In each step, I'm making a finite choice, but I'm doing it infinitely many times. Am I correct that both of these steps require the axiom of choice?
Neither of these requires the axiom of choice. You can explicitly write down the choice function in both cases: in the first case you already have, and in the second case you can choose $b_j$ to be the smallest possible admissible digit. This is a proof of the uncountability of $\mathbb{R}$ in ZF.

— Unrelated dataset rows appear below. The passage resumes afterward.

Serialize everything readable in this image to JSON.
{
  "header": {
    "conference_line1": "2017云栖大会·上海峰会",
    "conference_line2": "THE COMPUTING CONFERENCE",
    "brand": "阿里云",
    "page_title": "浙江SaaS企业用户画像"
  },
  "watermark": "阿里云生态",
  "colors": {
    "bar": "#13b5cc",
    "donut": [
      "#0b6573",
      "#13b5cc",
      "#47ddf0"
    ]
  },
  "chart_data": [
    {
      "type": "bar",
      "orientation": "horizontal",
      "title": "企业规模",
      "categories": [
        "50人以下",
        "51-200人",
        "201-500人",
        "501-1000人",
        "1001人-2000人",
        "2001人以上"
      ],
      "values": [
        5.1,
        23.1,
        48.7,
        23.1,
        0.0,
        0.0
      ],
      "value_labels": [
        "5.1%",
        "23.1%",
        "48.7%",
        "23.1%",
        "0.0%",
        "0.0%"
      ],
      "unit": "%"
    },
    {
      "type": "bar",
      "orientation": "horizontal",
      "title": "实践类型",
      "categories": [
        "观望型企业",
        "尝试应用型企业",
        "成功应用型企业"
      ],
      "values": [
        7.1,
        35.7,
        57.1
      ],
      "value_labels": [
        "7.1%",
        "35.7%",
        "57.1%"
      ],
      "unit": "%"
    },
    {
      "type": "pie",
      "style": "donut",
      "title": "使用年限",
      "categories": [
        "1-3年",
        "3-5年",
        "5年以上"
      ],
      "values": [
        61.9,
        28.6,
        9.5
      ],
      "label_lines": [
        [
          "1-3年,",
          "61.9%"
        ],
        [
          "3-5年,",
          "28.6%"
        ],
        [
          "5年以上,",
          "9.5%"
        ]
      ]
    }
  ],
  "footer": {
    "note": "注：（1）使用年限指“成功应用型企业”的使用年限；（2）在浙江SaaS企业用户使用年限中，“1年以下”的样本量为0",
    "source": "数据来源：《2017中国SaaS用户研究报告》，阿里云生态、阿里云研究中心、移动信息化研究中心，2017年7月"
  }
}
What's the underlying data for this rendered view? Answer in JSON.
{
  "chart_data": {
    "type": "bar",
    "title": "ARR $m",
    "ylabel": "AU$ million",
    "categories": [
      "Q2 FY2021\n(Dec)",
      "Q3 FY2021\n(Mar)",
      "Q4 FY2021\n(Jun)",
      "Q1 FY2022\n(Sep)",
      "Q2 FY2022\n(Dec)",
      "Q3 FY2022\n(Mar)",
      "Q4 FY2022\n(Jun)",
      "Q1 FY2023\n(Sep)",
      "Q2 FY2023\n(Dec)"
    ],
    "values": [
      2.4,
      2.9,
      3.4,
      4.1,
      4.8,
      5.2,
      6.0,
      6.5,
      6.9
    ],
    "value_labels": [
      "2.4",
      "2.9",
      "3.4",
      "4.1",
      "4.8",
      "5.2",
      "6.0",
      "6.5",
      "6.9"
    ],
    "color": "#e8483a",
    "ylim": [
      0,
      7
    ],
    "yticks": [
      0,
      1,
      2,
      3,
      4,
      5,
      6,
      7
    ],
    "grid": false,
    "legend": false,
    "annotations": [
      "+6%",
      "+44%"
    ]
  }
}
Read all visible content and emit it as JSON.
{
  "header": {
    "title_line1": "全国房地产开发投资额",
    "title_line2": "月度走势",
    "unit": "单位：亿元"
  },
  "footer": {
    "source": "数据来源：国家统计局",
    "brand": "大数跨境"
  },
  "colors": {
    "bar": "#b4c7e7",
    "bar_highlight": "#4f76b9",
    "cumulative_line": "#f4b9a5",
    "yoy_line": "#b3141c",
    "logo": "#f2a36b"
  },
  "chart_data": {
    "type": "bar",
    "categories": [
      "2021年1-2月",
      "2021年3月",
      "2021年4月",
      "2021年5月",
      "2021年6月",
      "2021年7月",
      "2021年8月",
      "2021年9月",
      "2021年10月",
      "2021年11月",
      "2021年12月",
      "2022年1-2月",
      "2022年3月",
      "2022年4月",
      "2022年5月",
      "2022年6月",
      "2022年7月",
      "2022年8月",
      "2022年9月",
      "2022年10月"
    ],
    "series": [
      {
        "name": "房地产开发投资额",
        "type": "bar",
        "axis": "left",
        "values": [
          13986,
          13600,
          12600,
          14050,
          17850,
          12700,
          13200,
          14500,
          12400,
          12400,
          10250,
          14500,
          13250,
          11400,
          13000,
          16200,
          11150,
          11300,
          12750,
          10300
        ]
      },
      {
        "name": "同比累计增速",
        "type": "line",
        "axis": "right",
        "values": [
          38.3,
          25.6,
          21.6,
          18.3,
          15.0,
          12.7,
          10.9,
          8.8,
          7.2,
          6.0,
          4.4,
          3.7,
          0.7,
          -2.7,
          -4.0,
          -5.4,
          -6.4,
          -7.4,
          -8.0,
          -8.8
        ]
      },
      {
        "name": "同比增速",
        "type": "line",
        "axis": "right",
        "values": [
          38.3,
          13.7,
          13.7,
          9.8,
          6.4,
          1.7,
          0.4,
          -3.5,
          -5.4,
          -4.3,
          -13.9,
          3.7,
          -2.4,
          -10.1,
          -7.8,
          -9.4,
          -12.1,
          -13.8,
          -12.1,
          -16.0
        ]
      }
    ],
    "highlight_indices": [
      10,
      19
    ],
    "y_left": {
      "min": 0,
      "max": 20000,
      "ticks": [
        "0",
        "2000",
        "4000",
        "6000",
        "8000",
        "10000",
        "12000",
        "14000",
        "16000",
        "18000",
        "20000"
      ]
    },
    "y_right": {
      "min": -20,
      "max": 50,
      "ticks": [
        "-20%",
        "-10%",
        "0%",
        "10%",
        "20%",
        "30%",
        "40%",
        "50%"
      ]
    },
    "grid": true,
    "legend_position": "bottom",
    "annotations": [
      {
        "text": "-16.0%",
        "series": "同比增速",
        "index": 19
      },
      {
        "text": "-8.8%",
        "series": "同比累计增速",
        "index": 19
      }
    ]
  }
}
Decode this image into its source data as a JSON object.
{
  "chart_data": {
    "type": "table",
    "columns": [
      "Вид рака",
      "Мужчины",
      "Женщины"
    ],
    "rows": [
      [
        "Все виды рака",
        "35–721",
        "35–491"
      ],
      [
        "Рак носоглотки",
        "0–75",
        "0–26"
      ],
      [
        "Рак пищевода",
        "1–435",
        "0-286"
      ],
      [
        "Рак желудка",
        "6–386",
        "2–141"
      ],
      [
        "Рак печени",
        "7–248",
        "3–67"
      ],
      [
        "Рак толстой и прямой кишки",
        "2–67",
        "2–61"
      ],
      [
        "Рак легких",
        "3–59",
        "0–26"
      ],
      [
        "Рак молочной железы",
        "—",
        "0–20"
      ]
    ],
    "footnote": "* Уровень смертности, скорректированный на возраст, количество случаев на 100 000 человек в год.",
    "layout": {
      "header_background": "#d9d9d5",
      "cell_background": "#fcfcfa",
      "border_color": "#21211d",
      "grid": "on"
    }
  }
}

You didn't ask about this, but it is also completely unnecessary to assume that $f$ is a surjection; you make no use of that hypothesis in the proof. The proof simply constructs, for every function $f : \mathbb{N} \to \mathbb{R}$, a real number not in the image of $f$, which proves that no such function can be surjective. There is no need to invoke proof by contradiction; this is a direct proof that $\mathbb{R}$ is uncountable.